Islam inherited Khizr from many earlier myths, as can be seen from stories that associate him with such luminary figures as Moses and Alexander the Great. By medieval times he came to represent the type of esoteric knowledge which breaks the trance of everyday existence through shock, usually in the form of outrage, laughter, or both at once.
Wilson explains that Khizr was seen as “the initiator of Sufis who have no human master.” In the 1990 book Green Man, William Anderson describes Khizr as “the voice of inspiration to the true aspirant and committed artist. He can come as a white light or the gleam of a blade of grass, but more often as an inner mood. The sign of his presence is the ability to work or experience with tireless enthusiasm beyond one’s normal capacities.”
In his 1993 book Sacred Drift, Essays on the Margins of Islam, Peter Wilson writes “When you say the name of Khezr in company you should always add the greeting Salām aliekum! since he may be there… immortal and anonymous, engaged on some karmic errand. Perhaps he’ll hint of his identity by wearing green, or by revealing knowledge of the occult and hidden. But he’s something of a spy, and if you have no need to know he’s unlikely to tell you. Still, one of his functions is to convince skeptics of the existence of the Marvelous, to rescue those who are lost in deserts of doubt and dryness.

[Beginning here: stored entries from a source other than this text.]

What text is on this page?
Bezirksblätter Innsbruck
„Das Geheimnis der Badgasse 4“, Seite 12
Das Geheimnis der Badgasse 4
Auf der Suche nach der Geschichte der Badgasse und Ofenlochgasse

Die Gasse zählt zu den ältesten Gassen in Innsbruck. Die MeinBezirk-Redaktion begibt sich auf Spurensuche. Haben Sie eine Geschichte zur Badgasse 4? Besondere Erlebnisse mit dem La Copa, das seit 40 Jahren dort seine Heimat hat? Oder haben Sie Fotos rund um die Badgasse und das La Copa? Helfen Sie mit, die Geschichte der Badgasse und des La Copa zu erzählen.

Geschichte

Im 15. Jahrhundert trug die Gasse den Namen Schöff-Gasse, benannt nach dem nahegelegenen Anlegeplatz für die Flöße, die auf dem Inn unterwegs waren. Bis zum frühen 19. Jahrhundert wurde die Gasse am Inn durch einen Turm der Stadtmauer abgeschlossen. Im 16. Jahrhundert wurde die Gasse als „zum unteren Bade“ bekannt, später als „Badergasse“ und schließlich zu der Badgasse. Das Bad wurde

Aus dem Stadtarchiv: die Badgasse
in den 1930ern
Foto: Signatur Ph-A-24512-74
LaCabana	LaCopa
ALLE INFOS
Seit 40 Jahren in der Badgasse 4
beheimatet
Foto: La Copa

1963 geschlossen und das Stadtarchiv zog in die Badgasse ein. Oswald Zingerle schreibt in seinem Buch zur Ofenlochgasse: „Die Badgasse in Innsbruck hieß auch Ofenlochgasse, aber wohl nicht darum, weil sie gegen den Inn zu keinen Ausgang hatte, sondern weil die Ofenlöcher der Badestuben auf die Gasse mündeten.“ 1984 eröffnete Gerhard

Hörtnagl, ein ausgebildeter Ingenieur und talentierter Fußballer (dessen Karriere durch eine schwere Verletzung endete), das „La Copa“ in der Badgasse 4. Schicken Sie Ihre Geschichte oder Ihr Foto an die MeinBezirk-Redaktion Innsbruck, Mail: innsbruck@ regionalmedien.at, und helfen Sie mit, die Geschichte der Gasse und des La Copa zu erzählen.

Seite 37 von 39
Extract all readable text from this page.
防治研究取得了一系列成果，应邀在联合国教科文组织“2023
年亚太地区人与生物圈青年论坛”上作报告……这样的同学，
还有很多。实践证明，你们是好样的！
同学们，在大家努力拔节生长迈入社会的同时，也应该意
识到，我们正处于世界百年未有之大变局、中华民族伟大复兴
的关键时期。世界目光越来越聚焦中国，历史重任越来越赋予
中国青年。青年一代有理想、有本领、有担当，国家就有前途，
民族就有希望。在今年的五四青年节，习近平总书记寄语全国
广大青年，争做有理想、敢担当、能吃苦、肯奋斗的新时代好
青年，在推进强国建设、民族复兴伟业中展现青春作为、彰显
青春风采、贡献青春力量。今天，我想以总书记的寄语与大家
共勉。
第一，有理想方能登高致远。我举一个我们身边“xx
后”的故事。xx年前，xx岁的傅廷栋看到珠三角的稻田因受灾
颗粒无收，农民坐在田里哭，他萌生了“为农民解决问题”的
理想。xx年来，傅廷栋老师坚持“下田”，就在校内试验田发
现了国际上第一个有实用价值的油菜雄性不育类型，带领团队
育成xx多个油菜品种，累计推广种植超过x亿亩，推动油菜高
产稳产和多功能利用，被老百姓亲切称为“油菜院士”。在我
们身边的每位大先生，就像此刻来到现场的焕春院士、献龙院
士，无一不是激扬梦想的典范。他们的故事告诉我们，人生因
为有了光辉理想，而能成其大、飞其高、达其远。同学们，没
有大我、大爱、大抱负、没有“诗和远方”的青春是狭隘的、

So he’s needed now more than ever, and surely still moves among us playing his great game.”
Originally a sort of vegetation spirit in whose footprints plants and flowers were said to magically sprout, Wilson explains that “nowadays Khezr might well be induced to reappear as the patron of modern militant eco-environmentalism… Khadirian Environmentalism would rejoice simultaneously both in [Nature’s] utter wildness and its ‘meaningfulness.’ Nature as tajalli (the ‘shining through’ of the divine into creation; the manifestation of each thing as divine light), Nature as an aesthetic of realization.”
With the wealth of esoteric lore, environmental products and medicines sprouting from the renaissance of his beloved cannabis, it seems that Khizr is once again trying to communicate to humanity through his most holy of plants.
Interestingly, there are legends of Khizr in which he is dismembered and reborn. As well, certain prophecies connect him with the end of time and the revealing of esoteric truths.